İnsanın buzdağı şeklinde tarif ettiğimiz bilinç sevilerinin, insanın damarlarında kanın ulaştığı her zerreyi gezen İblisin etkisinden kurtulmasının olmadığı bilmekteyiz.[18] Şeytanın kanın damarlarda dolaşması benzetmesi, onun insan tarafından hissedilmeyecek şekilde kendisine yaklaştığı ve tam bir gizlilik içerisinde hareket ettiğine işaret etmektedir.
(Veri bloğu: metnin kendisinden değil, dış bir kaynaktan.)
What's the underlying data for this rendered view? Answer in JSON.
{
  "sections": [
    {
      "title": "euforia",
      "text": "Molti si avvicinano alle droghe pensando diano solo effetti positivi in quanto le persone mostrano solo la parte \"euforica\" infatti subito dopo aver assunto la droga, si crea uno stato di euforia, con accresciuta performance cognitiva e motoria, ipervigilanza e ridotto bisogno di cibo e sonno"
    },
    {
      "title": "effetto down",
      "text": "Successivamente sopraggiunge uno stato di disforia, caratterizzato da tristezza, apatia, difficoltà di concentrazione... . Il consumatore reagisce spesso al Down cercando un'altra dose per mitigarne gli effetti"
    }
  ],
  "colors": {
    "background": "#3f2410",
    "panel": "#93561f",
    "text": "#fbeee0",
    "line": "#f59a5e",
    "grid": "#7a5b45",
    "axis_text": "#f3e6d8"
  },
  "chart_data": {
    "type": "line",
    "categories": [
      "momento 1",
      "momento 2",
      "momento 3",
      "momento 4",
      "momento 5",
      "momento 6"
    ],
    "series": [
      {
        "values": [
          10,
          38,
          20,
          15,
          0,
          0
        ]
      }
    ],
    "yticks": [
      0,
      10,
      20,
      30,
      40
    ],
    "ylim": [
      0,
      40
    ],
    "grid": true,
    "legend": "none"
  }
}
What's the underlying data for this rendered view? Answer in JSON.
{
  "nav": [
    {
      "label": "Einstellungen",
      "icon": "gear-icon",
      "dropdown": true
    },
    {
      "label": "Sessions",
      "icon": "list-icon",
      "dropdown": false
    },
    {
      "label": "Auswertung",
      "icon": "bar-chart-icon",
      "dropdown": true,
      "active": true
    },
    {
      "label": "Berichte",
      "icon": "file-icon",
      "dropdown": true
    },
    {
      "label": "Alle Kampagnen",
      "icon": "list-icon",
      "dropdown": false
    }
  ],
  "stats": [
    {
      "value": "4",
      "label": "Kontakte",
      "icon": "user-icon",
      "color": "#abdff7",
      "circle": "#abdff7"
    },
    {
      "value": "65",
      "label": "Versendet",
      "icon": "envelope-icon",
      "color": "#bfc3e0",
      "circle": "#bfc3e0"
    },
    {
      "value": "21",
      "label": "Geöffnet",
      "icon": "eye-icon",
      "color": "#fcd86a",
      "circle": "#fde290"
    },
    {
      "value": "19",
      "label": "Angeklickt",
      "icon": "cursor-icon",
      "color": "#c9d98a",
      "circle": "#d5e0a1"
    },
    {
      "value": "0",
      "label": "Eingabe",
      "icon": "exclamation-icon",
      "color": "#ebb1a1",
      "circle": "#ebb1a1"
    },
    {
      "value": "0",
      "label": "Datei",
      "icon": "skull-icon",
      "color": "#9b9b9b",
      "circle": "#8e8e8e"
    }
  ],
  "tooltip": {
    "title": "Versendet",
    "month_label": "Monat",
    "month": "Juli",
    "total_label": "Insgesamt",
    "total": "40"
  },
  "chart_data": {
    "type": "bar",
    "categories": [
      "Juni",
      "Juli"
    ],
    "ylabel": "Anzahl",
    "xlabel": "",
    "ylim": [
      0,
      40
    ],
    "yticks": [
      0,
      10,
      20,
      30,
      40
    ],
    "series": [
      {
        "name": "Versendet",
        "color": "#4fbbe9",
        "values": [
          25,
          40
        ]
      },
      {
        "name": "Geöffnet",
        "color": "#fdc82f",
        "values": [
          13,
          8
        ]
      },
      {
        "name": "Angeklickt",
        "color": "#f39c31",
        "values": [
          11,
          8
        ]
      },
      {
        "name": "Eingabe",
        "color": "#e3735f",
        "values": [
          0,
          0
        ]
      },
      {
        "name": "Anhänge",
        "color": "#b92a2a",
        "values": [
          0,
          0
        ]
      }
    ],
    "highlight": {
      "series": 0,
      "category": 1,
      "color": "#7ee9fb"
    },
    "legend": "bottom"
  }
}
Çünkü Allah Teâlâ insanın nefsini ve bilincini, hiç durmayan ve devamlı dönen bir değirmen gibi yaratmıştır. İnsanın mutlaka değirmen gibi bir şeyleri öğütmesi gerekir. Şayet içine dane konursa onu öğütür, içine toprak ya da taş da koysan onu öğütür. Öyleyse kişinin nefsine gelen fikirler ve hatıra gelenler/vesveseler değirmenin içine konan daneler konumundadır. Nitekim bu değirmen bozulacak da değildir. Hatta içine bir şeylerin konulması gerekir. Buna göre insanlardan kimisi vardır ki, değirmene daneler de koyar. Hem kendisine hem başkasına yararlı ince toz, un vb. çıkar. Kuşkusuz çoğu da kum, taş, saman vb. şeyleri değirmende öğütür. Hamurun ve ekmeğin vakti geldiğinde, o takdirde gerçek öğütülmüş olan karşısına çıkacaktır.”[19]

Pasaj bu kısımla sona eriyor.